Wohltaten vor der Wahl

Wulffs Kuschelhaushalt: Nur Polizisten und sozialer Wohnungsbau bluten. Tafelsilber wird verscherbelt

Trotz Sparwut wird Niedersachsen 2006 gut eine halbe Milliarde Euro mehr ausgeben. Das war nicht das einzige Paradoxon, das CDU-Ministerpräsident Christian Wulff gestern bei der Vorstellung des Haushaltsentwurfs für’s nächste Jahr verkündete. Wer vermutete, die schwarz-gelbe Landesregierung werde nach der Klausursitzung in Hildesheim Sparhämmer ausrufen, lag schief. Lieber hob Wulff hervor, dass die Landesbediensteten auch nach 2006 keine Einschnitte zu erwarten hätten. Weihnachtsgeld ist ohnehin schon gestrichen. Ach ja: Das Pensionsalter der Polizisten, die bislang mit 60 in Ruhestand gehen dürfen, wird ab 2009 stufenweise auf 62 erhöht.
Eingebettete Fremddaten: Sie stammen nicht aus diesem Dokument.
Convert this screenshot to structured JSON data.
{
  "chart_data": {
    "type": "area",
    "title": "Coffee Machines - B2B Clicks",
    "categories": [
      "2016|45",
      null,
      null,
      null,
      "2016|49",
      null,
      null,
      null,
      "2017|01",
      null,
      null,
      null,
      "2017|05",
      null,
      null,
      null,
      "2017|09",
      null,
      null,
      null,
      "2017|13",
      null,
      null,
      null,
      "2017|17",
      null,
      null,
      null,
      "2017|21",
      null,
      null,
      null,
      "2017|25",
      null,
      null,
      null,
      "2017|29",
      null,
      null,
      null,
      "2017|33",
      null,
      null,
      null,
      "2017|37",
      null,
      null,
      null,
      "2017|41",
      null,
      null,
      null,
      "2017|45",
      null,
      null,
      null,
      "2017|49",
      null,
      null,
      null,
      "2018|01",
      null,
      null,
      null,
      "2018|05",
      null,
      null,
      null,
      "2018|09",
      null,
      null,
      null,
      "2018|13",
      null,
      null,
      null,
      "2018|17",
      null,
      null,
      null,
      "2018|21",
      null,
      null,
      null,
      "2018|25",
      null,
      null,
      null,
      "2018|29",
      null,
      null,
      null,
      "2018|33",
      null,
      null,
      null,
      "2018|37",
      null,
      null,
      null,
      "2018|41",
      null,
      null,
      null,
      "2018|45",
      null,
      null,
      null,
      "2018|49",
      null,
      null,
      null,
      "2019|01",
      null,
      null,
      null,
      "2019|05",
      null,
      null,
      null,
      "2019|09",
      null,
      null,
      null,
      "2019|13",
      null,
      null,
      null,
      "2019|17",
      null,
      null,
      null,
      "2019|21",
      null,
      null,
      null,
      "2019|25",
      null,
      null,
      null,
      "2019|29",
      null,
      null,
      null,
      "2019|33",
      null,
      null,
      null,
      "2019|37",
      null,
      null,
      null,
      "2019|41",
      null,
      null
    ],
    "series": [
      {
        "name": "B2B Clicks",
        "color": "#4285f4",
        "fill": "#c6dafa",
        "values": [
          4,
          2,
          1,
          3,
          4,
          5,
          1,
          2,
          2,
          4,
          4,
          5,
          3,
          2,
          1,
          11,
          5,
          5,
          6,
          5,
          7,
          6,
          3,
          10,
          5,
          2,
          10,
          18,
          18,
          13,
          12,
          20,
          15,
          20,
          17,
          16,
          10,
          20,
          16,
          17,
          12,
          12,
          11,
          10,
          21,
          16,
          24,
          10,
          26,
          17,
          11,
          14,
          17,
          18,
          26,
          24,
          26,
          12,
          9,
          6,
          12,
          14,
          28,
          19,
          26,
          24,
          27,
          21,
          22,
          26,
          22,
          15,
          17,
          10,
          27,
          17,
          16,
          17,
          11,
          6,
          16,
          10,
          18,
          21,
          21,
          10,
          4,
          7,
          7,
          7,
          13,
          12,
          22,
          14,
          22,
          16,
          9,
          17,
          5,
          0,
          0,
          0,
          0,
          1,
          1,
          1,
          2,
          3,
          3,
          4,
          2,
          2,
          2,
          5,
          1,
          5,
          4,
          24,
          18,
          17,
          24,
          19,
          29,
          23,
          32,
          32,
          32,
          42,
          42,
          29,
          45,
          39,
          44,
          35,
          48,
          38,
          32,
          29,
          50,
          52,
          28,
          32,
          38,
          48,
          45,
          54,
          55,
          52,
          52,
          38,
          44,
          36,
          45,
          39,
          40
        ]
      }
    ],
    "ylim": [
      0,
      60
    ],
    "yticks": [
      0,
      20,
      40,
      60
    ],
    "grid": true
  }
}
Um das alles zu finanzieren, verscherbelt Wulff das Tafelsilber. Die zehn Landeskrankenhäuser mit ihren 6.300 Angestellten sollen privatisiert werden, der Verkauf von Wäldern soll 75 Millionen Euro in die Kasse spülen. Zudem will das Land seine Forderungen aus Wohungsbaudarlehen auf dem Finanzmarkt verkaufen, der mit 433 Millionen Euro größte „Spar“-Batzen. Dass auch das Programm für den sozialen Wohnungsbau im kommenden Jahr gestrichen wurde, habe „verheerende Folgen auch für den Mittelstand“, kritisierte die SPD. Auch der Buchungstrick von Finanzminister Hartmut Möllring (CDU), Rückzahlungen der NordLB in Höhe von 280 Millionen Euro, die der Bank ab 2007 wieder zur Verfügung gestellt werden müssen, als Einsparung darzustellen, fand bei der Opposition keine Gnade. Jetzt würden „die Schattenhaushalte mit Ausverkäufen“ ergänzt“, sagte der grüne Fraktionschef Stefan Wenzel. Wulffs „gehübschter Wahlkampfhaushalt“ stopfe das „gigantisch große strukturelle Haushaltsloch“ nicht ansatzweise, Niedersachsen werde 2006 auf 50 Milliarden Euro Schulden sitzen.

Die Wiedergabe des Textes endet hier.